L’Académie du Royaume du Maroc a organisé, mercredi soir à Rabat, une conférence sous le thème «Coran et livres de dévotion au Prophète en Afrique musulmane» dans laquelle le conférencier a évoqué la variété des Corans produits dans les différentes sociétés africaines (l’Afrique de l’Ouest et l’Afrique de l’Est) et étudié minutieusement le style du Livre saint, tant au niveau de l’écriture que des ornementations. Organisée dans le cadre du cycle «Trésors de l’Islam en Afrique», la conférence a été animée par le professeur, anthropologue et chercheur émérite au Centre national de la recherche scientifique (Paris), Constant Hamès, qui a fait une comparaison des différents éléments de la composition matérielle, stylistique et iconographique des Corans, relevant ainsi une opposition structurelle intéressante entre les cultures livresques d’Afrique de l’Ouest et celles d’Afrique de l’Est.

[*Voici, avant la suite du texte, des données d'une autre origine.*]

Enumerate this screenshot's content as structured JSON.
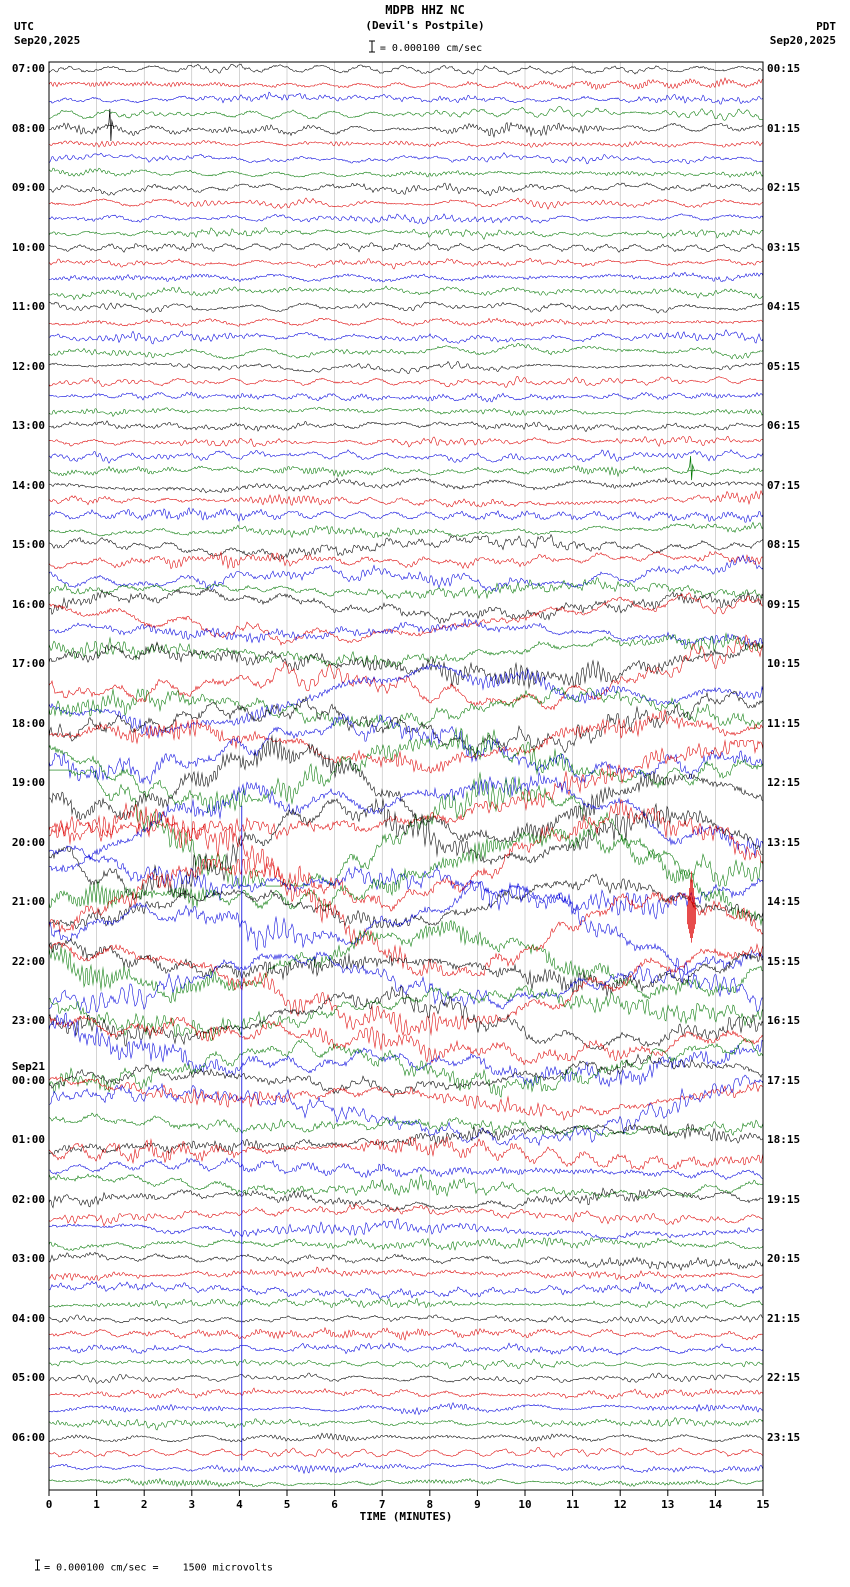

Dans son intervention, M. Hamès a mis en exergue l’histoire de la diffusion du Livre sacré dans les régions subsahariennes, l’empreinte laissée par leurs identités culturelles et la créativité dont elles ont fait preuve pour produire la variété des Corans et des œuvres dédiées au Prophète (paix et salut de Dieu soient sur lui). L’éminent chercheur a également mis l’accent sur la façon de nommer les sourates ou de concevoir les divisions internes du texte ou d’utiliser telle ou telle lecture, ou, au contraire, en permettant de découvrir des pratiques inédites sur la façon d’utiliser le papier pour en faire un livre. De même, M. Hamès a relevé les différents styles d’écritures coraniques en Afrique musulmane, notant que l’écriture (al-khatt) de l’arabe en Afrique a été peu étudiée et ce n’est que récemment que quelques chercheurs ont commencé à s’y intéresser et à tenter de démêler différents styles.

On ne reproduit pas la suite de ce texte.